Mendengar pertanyaan konyol dari Anin, langsung saja alis Laras bertaut. Wajah yang awalnya menunjukkan sikap santai berubah menjadi lebih serius begitu mendengar pertanyaan dari Anin. Dengan sedikit menghela nafas, Laras lalu berucap "Kerja di sini bukan pekerjaan pertama buat saya. Tapi baru di sini saya merasa di orangkan. Posisi seperti kita ini kalau di perusahaan lain udah pasti hanya jadi keset dan jadi karyawan yang gak dianggap. Tapi di sini lain. Pak Rey dan Bu Feli itu pimpinan yang hangat."

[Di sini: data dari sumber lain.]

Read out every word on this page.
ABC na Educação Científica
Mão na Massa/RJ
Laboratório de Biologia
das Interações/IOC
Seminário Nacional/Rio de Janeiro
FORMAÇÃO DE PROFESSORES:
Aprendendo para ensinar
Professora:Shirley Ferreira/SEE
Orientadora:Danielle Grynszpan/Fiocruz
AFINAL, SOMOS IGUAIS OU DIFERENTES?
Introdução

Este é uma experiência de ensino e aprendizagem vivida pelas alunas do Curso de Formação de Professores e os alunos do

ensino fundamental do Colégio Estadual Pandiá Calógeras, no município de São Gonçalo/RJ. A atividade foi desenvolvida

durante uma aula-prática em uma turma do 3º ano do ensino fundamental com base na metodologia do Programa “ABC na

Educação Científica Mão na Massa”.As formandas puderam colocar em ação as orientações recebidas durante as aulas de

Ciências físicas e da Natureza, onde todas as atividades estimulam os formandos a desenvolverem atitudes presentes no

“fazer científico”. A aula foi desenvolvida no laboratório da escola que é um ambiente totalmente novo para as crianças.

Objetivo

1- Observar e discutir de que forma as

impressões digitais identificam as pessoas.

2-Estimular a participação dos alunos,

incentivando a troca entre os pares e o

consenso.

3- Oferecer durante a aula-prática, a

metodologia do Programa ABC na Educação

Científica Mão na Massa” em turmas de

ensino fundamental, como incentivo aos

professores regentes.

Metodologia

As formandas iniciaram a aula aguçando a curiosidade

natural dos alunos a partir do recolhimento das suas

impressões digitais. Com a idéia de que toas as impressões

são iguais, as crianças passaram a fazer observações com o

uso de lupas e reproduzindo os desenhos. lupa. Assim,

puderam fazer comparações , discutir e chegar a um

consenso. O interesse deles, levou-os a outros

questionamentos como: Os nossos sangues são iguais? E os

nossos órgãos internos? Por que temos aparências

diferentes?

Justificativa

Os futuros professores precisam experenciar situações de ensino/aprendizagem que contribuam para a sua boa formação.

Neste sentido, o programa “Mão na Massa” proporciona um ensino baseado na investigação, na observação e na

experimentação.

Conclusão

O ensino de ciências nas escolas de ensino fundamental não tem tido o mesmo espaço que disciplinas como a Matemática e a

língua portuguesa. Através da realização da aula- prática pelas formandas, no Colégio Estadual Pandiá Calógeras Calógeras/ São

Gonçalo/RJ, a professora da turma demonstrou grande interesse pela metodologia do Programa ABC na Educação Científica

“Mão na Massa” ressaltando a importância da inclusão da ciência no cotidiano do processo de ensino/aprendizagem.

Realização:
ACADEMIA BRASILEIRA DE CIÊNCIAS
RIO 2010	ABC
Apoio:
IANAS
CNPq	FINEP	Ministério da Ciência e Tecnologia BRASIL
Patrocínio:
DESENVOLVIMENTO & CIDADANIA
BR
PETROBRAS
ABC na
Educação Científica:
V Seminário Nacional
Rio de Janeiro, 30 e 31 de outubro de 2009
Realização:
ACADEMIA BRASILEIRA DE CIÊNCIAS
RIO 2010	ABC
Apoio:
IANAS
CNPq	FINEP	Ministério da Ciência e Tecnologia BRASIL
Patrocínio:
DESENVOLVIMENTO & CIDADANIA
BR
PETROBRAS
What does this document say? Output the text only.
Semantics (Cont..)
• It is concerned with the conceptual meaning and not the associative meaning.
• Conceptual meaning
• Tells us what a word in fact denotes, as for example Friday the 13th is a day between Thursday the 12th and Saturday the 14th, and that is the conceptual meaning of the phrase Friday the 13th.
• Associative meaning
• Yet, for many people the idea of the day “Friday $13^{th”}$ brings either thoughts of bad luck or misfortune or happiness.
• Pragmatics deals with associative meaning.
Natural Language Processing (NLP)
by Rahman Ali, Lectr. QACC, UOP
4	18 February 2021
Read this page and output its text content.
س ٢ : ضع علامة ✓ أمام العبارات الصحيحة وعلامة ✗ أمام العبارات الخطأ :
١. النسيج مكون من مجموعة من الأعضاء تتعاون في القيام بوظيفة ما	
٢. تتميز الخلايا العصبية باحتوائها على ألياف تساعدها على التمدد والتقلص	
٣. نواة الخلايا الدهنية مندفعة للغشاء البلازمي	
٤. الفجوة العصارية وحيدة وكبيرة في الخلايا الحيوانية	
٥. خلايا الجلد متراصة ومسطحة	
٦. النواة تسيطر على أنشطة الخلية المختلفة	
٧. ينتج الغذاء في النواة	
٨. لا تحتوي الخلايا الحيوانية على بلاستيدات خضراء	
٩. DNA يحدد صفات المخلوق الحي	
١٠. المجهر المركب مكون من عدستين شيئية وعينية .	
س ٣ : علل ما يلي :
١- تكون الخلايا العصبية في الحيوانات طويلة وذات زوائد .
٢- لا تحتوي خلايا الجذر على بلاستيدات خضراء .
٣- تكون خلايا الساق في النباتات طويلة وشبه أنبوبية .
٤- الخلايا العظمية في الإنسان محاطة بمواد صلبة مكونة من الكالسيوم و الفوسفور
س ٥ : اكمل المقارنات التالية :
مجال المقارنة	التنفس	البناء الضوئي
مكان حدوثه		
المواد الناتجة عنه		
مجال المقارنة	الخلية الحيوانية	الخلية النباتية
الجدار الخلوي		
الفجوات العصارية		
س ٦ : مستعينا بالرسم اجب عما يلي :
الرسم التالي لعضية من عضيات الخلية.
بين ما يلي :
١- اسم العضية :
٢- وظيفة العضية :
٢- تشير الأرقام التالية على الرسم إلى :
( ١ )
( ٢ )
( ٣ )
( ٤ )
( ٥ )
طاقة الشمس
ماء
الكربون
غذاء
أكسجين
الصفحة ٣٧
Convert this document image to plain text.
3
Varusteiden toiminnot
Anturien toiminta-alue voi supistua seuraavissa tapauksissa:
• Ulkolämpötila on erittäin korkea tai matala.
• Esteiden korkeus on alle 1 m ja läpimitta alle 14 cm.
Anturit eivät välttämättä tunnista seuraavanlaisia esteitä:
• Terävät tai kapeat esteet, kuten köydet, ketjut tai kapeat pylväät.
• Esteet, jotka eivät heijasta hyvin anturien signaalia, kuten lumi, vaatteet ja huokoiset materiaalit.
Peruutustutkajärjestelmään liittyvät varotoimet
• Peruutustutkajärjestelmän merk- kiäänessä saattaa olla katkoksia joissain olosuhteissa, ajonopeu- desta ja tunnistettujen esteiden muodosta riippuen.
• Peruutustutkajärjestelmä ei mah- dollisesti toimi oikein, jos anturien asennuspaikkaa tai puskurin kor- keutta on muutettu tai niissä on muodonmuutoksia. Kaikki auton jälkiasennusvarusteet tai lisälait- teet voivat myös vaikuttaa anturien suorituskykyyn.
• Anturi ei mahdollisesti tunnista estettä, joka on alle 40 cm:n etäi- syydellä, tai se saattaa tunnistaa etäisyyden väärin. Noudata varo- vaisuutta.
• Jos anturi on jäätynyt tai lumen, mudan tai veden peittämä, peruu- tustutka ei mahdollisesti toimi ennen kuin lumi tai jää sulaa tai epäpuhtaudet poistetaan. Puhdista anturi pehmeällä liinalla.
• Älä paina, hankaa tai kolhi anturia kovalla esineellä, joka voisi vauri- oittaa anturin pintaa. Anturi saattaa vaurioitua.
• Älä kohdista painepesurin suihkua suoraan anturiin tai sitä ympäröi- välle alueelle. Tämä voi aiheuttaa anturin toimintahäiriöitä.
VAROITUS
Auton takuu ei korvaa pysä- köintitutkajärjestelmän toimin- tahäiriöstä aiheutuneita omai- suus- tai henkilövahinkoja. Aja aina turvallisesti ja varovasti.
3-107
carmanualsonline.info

Laras menjeda sejenak perkataannya. Lalu dengan mengambil nafas yang dalam, dia lantas berucap "Mungkin cuman Pak Rey dan keluarganya yang memperlakukan karyawan rendahan macam kita ini seperti ini."
Laras lantas mengubah tatapannya menjadi tajam langsung ke arah Anin. Dengan penuh penekanan Laras berucap:
"Kamu harusnya bersyukur bisa diterima kerja di sini. Kamu cuman harus kerja dengan bener dan jujur. Udah itu aja yang perlu kamu lakuin. Jangan coba-coba untuk berbuat yang aneh-aneh di sini"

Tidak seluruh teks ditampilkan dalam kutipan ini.